We can “solve” the problem of world hunger
“I am developing a product that can be easily replicated that can help with world hunger issues,” says Mason. “It has a long shelf life with no preservatives. This will help with food security.”
Mason’s true root meat is made out of cassava, moringa and other root vegetables from the Caribbean. It is high in protein and dense in nutrients and, according to Mason, “it can be replicated in areas with hunger — to fight hunger.”
Mason believes that the Caribbean is not creative enough when it comes to food production.

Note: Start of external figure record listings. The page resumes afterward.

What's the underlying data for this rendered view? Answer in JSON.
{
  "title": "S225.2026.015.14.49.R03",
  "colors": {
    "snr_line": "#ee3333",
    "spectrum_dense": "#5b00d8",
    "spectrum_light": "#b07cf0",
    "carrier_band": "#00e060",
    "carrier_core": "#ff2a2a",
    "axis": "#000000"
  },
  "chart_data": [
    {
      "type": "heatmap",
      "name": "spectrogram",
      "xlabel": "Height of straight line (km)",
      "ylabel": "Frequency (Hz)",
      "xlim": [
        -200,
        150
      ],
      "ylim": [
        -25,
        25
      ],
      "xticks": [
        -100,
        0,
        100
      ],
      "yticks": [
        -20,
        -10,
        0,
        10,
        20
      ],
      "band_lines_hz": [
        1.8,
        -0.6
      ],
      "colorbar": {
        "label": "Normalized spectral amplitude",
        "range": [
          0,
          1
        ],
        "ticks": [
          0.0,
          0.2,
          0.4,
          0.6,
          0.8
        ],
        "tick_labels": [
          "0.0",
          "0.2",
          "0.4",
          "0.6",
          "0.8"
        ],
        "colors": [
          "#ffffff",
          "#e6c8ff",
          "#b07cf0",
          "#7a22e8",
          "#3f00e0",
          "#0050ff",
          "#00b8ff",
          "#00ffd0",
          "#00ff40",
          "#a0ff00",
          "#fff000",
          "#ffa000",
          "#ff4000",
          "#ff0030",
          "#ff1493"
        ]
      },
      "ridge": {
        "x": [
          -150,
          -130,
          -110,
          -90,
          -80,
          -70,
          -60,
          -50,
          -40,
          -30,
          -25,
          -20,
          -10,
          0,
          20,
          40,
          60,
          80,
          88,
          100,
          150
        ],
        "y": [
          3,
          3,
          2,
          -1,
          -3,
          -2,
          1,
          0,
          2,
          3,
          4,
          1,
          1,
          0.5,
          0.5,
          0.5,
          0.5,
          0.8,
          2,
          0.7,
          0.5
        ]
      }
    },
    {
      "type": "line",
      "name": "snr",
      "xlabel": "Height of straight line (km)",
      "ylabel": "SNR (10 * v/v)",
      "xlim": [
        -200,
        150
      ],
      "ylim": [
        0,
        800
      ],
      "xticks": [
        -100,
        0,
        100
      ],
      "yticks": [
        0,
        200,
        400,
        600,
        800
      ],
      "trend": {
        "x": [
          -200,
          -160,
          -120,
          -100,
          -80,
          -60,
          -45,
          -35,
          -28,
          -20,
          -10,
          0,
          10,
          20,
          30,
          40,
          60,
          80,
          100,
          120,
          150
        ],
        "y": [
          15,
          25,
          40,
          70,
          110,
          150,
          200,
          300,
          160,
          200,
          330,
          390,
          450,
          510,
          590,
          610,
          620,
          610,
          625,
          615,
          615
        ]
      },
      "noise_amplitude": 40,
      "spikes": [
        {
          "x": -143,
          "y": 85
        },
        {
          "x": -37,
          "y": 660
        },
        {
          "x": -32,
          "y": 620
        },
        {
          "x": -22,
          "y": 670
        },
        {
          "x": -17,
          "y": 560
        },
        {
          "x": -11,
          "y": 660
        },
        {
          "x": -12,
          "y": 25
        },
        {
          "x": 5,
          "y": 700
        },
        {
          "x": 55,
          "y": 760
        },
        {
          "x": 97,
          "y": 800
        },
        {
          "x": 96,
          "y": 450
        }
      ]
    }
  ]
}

She scoffs at the mundane canning and exportation of Jamaican ackee, providing a colorful contrast to one of her favorite dishes— a flavorful ackee bisque “with a breadfruit chip on top.”
A Fresh Perspective
Caribbean food is best known for its stews, jerk dishes and curries, all centered around meat and fish. With meat consumption projected to rise to 76.6 kilograms per capita per year by 2030, Latin America and the Caribbean is one of the largest consuming regions of animal products in the world.
Studies have linked overindulgence in animal products with stroke, heart disease and some cancers. The health of the environment is also negatively impacted. Livestock agriculture leads to excessive water use, overuse of land/ deforestation, toxic runoff and pollution and because of the methane emitted by cattle and sheep, red meat production is a major contributor to global warming. Given the negative implications, Caribbean people are desperately in need of a lifestyle change.
“My mission here is to create a plant-based food movement with valuable resources that are under appreciated,” says Mason. “Caribbean people do not see what is around them. We are sitting on a gold mine over here and we don’t even know it.”